Kurt Mitman, IIES, Stockholm
The Fiscal Multiplie
We measure the size of the fiscal multiplier using a heterogeneous agents model with incomplete markets, capital and rigid prices and wages. This environment captures all elements that are considered essential for a quantitative analysis. First, output is (partially) demand determined due to pricing frictions in product and labor markets, so that a fiscal stimulus increases aggregate demand. Second, incomplete markets deliver a realistic distribution of the marginal propensity to consume across the population, whereas all households counterfactually behave according to the permanent income hypothesis if markets are complete. Here, poor households feature high MPCs and thus tend to spend a large fraction of the additional income that arises as a result of a fiscal stimulus, assigning a quantitatively important role to the standard textbook Keynesian cross logic. Interestingly, and unlike conventional wisdom would suggest, our dynamic forward looking model reinforces this channel significantly. Third, the model features a realistic wealth to income ratio since we allow two assets, government bonds and capital.
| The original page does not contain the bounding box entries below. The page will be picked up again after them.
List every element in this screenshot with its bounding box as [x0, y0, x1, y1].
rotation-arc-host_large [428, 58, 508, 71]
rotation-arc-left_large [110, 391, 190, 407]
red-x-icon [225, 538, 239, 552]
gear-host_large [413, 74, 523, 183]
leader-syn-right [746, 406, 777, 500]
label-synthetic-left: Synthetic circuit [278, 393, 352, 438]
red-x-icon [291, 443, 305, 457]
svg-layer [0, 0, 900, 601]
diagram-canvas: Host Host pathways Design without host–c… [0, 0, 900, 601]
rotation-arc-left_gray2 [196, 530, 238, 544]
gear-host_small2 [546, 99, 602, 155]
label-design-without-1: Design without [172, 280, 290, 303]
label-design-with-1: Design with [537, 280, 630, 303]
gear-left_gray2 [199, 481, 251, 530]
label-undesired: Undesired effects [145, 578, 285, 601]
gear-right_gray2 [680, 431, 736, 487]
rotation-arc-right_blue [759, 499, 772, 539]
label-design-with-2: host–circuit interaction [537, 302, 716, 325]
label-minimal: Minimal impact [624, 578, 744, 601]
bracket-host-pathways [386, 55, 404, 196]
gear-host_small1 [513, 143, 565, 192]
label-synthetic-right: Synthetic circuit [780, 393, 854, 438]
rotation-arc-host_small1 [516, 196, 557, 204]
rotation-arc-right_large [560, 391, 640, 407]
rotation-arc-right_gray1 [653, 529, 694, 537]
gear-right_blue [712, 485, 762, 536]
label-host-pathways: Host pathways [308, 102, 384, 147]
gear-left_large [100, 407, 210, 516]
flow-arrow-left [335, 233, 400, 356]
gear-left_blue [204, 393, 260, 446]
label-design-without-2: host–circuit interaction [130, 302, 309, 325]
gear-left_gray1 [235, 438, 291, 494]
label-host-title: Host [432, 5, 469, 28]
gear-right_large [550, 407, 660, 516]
We find that market incompleteness plays the key role in determining the size of the fiscal multiplier, which is about 1.35 if deficit financed and about 0.6 if tax financed. Surprisingly, the size of fiscal multiplier remains similar in the Great Recession where the economy was in a liquidity trap. Finally, we elucidate the differences between our heterogeneous-agent incomplete-markets model to those featuring complete markets or hand-to-mouth consumers.
Kurt Mitman is Assistant Professor at the Institute for International Economic Studies at Stockholm University, a Researcher at the University of Oslo, and a Research Affiliate of the Centre for Economic Policy Research. His research focuses broadly on macroeconomics. He is particularly interested in housing, household debt and default, and labor market dynamics. Kurt Mitman is currently a member of the Editorial Board of the Review of Economic Studies, an Associate Editor at the Journal of the European Economic Association and Macroeconomic Dynamics and a Panel Member of Economic Policy.